Overview This project aims to predict the likelihood of heart disease in patients using a Logistic Regression model trained on clinical and demographic data. The model analyzes features such as cholesterol levels, blood pressure, and ECG readings to classify whether a patient is at risk (1) or not (0).
🔹 Problem Type: Binary Classification
🔹 Algorithm: Logistic Regression (Supervised ML)
🔹 Key Libraries: pandas, numpy, scikit-learn, matplotlib, seaborn
Dataset Source: Kagle Heart Disease Dataset.
Features: Numerical: age, trestbps (blood pressure), chol (cholesterol), thalach (max heart rate). Categorical: sex, cp (chest pain type), fbs (fasting blood sugar). Target: target (0 = no disease, 1 = disease). Size: 1024 records × 14 columns.
1)Exploratory Data Analysis (EDA) -Visualized distributions (histograms, pair plots). -Analyzed correlations (heatmap). -Checked for class imbalance.
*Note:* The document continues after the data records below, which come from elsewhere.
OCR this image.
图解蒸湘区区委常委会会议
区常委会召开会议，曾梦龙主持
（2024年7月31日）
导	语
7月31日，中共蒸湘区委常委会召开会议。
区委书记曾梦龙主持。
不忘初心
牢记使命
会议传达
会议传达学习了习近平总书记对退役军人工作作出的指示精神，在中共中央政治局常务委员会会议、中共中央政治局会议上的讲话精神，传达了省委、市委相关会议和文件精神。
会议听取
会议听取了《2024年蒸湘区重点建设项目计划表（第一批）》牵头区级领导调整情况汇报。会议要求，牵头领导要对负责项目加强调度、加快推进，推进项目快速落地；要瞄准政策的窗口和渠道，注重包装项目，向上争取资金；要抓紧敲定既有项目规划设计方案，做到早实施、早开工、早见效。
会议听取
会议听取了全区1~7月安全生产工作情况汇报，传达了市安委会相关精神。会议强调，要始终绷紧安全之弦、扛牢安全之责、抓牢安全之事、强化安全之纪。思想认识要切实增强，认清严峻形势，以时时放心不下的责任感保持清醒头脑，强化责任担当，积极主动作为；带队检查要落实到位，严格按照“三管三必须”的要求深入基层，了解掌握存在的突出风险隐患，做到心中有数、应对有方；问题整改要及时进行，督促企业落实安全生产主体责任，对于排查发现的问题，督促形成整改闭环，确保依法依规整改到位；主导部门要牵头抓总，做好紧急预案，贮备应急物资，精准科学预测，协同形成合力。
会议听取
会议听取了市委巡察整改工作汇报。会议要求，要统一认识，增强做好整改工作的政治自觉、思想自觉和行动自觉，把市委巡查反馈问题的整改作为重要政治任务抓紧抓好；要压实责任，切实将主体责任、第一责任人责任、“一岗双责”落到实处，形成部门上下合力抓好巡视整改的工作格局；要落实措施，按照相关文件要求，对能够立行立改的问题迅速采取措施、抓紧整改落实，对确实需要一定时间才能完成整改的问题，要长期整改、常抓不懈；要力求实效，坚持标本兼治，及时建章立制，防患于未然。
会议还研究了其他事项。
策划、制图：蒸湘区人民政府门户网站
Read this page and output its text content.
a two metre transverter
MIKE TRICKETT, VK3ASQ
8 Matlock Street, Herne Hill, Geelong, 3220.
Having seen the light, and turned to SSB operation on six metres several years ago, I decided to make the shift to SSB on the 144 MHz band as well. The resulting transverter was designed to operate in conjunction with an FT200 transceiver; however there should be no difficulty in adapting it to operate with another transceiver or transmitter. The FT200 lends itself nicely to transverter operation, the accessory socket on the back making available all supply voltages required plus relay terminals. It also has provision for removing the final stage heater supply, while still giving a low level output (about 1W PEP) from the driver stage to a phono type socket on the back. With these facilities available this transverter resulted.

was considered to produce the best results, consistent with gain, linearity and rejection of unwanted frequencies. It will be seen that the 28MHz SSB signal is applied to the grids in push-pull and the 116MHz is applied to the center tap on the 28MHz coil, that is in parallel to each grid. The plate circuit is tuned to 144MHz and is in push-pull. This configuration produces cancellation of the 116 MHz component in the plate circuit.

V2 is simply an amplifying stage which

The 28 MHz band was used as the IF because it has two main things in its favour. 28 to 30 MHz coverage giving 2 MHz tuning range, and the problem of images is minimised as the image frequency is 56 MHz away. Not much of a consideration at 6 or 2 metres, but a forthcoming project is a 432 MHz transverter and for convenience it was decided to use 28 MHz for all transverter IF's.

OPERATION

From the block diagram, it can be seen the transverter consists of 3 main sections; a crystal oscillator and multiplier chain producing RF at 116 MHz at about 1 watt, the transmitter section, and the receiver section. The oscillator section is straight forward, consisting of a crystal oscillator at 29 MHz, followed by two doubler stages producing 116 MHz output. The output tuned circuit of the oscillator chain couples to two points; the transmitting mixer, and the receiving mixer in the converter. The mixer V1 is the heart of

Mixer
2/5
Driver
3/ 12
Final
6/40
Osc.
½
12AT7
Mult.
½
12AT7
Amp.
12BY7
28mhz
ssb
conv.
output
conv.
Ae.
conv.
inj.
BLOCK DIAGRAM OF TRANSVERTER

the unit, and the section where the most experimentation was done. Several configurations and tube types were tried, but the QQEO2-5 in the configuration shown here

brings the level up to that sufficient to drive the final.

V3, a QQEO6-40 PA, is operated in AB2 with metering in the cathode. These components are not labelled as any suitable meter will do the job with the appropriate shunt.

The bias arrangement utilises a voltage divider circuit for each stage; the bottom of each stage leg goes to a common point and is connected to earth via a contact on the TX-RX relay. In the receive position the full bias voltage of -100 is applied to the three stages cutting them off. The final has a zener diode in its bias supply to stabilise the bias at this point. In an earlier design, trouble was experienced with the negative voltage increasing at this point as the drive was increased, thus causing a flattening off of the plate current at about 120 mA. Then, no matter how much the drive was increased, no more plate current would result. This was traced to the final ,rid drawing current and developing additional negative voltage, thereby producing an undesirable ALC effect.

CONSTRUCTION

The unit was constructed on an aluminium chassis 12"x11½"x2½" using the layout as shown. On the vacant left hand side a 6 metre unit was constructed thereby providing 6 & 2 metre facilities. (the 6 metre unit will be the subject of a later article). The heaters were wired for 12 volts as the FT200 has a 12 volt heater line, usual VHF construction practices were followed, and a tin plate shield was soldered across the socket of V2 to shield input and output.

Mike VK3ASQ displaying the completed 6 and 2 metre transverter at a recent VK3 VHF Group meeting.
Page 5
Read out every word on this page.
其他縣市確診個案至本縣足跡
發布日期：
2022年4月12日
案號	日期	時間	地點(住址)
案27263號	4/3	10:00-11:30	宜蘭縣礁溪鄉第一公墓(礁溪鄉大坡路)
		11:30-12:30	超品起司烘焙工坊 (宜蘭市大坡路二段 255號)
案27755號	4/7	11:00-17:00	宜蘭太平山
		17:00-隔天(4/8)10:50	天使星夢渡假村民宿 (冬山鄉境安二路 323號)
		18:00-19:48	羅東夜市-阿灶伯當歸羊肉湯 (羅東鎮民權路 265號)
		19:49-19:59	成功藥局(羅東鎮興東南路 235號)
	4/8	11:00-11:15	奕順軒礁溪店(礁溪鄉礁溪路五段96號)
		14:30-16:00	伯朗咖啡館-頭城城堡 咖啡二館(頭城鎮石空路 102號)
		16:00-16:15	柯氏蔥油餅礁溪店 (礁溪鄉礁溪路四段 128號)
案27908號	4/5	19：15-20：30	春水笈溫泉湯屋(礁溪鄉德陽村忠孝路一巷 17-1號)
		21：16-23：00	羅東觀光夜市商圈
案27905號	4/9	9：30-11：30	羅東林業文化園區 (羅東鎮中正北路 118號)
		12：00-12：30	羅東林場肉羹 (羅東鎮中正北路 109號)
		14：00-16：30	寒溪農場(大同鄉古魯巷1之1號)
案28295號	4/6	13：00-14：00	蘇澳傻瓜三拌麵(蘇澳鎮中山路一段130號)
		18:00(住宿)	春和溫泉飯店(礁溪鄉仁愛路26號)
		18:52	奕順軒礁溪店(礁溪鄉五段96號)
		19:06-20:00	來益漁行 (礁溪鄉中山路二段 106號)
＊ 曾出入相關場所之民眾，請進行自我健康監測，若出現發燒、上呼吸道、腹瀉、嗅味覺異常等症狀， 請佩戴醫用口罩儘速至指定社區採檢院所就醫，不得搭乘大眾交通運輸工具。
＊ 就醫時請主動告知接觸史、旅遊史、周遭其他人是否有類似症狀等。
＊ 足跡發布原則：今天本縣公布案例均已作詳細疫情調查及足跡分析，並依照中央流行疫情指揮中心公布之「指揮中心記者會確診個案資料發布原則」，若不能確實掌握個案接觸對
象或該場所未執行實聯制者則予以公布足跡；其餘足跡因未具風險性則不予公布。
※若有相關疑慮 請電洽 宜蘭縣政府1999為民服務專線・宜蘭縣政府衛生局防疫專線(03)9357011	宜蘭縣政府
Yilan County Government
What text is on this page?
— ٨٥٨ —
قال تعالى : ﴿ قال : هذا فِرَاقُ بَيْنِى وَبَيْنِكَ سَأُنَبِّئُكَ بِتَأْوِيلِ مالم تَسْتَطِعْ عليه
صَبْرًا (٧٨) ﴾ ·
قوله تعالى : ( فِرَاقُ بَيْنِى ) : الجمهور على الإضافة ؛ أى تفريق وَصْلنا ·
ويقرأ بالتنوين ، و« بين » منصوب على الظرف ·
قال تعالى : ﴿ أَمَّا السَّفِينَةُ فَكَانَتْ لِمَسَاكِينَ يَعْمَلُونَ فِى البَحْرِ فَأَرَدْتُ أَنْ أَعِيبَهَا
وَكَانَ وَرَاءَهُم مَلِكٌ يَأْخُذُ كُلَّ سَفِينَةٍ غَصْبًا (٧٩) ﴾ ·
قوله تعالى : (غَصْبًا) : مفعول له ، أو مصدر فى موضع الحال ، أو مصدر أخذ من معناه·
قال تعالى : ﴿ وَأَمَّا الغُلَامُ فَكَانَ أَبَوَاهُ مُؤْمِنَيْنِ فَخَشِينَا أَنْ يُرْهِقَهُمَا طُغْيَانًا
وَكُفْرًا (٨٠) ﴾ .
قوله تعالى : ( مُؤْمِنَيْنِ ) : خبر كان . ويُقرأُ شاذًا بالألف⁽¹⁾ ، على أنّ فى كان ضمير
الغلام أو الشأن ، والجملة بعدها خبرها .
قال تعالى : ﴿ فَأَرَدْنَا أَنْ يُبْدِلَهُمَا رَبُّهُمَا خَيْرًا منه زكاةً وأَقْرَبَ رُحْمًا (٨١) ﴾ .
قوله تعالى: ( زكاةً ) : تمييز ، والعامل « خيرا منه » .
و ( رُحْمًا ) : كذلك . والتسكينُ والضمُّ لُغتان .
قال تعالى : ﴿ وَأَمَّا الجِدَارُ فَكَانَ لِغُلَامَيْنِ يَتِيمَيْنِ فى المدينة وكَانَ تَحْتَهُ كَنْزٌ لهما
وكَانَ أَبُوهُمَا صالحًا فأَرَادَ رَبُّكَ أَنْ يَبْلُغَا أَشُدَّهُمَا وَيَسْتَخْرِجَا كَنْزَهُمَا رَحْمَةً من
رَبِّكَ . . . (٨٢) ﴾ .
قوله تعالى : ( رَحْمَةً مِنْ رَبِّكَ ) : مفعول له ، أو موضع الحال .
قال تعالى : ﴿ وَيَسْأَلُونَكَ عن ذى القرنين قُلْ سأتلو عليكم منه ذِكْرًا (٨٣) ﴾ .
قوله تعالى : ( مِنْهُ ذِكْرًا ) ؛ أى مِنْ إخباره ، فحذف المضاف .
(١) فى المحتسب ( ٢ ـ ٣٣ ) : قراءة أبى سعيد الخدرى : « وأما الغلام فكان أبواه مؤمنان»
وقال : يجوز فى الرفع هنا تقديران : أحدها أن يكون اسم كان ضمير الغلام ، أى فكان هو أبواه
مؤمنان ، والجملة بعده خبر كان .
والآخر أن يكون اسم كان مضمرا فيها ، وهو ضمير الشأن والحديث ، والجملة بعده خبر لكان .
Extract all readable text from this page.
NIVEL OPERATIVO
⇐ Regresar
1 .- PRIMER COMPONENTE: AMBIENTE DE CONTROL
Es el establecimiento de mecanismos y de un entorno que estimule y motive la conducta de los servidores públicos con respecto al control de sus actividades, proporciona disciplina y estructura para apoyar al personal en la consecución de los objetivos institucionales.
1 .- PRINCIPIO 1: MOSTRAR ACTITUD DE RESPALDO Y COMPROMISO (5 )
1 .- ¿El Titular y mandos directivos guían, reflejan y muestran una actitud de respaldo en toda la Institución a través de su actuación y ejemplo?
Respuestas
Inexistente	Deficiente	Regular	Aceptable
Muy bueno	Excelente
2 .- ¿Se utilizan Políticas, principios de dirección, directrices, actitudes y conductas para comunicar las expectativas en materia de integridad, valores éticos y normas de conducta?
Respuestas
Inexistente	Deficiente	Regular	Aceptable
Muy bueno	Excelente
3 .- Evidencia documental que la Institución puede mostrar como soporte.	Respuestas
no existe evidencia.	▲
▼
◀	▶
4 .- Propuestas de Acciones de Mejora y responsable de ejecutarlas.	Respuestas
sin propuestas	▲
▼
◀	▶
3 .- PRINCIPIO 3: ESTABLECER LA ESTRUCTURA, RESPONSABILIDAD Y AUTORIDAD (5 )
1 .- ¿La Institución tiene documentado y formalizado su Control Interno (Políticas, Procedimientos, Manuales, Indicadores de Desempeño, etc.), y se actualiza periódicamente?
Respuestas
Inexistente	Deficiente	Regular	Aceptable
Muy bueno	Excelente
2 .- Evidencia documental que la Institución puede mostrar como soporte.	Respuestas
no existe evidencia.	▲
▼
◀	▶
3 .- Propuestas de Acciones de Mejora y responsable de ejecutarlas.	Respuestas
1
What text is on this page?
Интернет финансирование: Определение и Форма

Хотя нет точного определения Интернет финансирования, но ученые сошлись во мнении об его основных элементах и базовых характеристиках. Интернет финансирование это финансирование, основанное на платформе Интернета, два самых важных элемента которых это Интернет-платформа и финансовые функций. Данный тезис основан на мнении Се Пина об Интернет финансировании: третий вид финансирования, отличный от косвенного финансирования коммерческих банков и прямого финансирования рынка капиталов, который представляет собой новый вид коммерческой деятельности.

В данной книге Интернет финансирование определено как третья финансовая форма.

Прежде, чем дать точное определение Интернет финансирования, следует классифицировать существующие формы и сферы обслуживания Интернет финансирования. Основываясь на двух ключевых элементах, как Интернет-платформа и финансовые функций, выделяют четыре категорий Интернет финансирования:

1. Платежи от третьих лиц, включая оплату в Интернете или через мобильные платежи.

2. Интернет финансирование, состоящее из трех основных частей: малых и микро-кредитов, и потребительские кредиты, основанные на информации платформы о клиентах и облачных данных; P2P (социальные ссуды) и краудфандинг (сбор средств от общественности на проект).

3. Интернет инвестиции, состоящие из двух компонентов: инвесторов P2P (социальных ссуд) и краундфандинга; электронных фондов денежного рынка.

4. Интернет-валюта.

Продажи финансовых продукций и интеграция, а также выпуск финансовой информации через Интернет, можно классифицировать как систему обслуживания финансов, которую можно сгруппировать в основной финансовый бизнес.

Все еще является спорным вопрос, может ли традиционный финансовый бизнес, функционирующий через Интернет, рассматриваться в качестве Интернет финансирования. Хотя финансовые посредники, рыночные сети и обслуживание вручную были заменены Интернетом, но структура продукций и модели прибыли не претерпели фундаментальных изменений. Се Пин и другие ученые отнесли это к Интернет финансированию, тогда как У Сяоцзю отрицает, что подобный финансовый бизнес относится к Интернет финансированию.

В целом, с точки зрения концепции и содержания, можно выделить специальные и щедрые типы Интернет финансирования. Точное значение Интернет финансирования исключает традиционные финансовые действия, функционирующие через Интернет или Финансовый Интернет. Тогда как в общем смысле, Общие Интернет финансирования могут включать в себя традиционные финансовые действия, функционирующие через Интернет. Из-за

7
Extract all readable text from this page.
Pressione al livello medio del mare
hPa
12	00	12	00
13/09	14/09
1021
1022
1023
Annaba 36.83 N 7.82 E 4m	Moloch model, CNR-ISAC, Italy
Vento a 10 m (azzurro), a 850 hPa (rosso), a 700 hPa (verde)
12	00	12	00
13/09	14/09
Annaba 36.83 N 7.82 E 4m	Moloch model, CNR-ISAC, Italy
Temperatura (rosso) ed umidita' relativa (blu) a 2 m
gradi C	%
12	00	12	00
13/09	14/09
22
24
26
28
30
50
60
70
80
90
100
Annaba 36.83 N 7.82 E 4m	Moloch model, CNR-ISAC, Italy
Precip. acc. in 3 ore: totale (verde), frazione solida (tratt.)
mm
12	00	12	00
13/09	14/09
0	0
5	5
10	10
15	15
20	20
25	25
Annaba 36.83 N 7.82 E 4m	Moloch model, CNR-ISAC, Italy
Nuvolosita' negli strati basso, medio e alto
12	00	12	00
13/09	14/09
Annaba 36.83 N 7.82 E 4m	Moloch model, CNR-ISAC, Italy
2)Data Preprocessing -Handled missing values (none found). -Scaled features using StandardScaler. -Split data: 80% train, 20% test.
3)Model Training -Trained Logistic Regression with default hyperparameters. -Saved model and scaler using joblib. -Evaluation
4)Metrics: -Accuracy: 85%
- Precision: 84% -Recall: 88% -F1-Score: 86%
- AUC-ROC: 0.92
5)Generated: -Confusion matrix. -ROC curve. -Feature importance plot.
Top Predictors: -Chest pain type (cp): Strongest positive correlation. -Maximum heart rate (thalach): Higher values reduce risk.
Model Strengths: -High recall (88%) → Good at detecting true positives. -Interpretable coefficients (unlike black-box models).